L’usage compulsif de nos smartphones peut avoir un effet néfaste pour notre santé. Selon une étude du Digital Society Forum d’Orange, plus de la moitié des Français se se sentent « saturés » – d’images, de vidéos, de likes, de conversations instantanées, de timelines à scroller, de notifications, d’emails à lire ou à trier… La surcharge attentionnelle qui en résulte « nous écrase », remarque Nicole Aubert, psychologue et sociologue, dans « Le Culte de l’urgence ».

La nomophobie est la peur de manquer quelque chose sans son téléphone.
Crédits : rawpixel

« Cette déconnexion a changé notre façon de vivre »

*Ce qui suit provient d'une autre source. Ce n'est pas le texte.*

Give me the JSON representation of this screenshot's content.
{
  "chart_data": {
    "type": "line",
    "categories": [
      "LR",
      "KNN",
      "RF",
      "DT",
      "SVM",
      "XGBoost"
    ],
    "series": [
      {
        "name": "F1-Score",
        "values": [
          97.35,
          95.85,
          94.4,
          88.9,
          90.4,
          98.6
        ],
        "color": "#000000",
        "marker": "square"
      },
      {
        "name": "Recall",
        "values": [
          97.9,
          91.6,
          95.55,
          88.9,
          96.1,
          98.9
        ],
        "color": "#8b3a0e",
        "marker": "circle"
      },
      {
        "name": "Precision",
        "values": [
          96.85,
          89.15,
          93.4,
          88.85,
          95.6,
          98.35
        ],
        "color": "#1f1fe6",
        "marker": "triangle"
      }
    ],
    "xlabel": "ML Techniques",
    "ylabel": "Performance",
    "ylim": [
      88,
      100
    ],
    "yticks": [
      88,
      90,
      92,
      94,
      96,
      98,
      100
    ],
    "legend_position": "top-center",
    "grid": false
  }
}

Pour sortir de la pression de l’immédiateté et éviter l’ « overdose » de connexion, certains n’hésitent pas à tout arrêter. Perth, Australie-Occidentale. Dans sa coquette petite maison, à la fois toute proche de la plage et d’un quartier hyper dynamique entouré de buildings, Susan Maushart sirote son thé et marque un temps entre chaque phrase, un peu comme si elle essayait de ne pas aller trop vite. En 2010, cette écrivaine et journaliste américaine a fait une « cure » d’écrans. « C’était il y a longtemps déjà, dans une galaxie lointaine, avant que les enfants aient tous des smartphones, et que Facebook devienne aussi populaire. Mais déjà, à l’époque, j’étais addict à mon iPhone, au point de dormir avec, sous mon oreiller, pour ne surtout rien rater… Bref, j’avais vraiment besoin de me déconnecter », raconte-t-elle, de retour de New-York, où elle est partie vivre deux ans avant de rentrer en Australie, son pays de coeur.

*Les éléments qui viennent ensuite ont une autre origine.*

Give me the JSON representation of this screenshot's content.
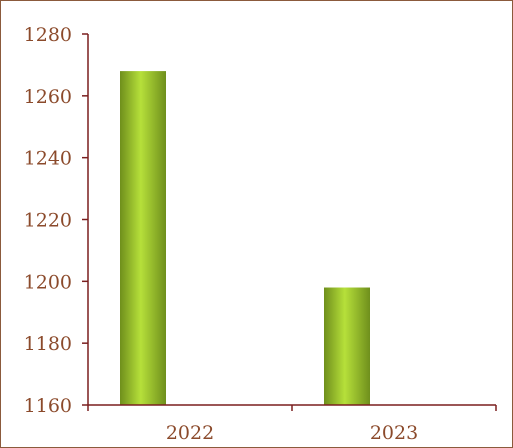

Durant l’hiver 2009, Susan Maushart a 51 ans, et élève seule ses trois adolescents – Sussy, 14 ans, Bill, 16 ans, et Anni, 18 ans. « Eux aussi, évidemment, étaient accros aux nouvelles technologies. Et pour cause, puisqu’ils sont nés avec. À cette époque, je sentais qu’ils s’éloignaient de moi à cause de leurs appareils. Ils étaient ados : c’était déjà assez difficile comme ça de savoir ce qu’ils pensaient, et les écrans n’ont rien amélioré », se souvient-elle. Désireuse de passer plus de temps avec sa progéniture, tout en faisant elle-même une « pause » face à un « trop-plein d’informations », l’écrivaine s’inspire alors de son roman préféré –  « Walden ou la Vie dans les bois », de Henry David Thoreau. « Ce livre raconte l’histoire d’un homme qui quitte sa vie citadine pour aller vivre dans les bois, librement. J’ai eu envie de voir ce qu’il se passerait si je quittais le numérique afin d’être plus libre, car j’avais la sensation que tous ces outils, tablettes, smartphones, ordinateurs, décidaient pour moi. J’ai donc créé ma propre cabane dans les bois, mais dans notre maison… »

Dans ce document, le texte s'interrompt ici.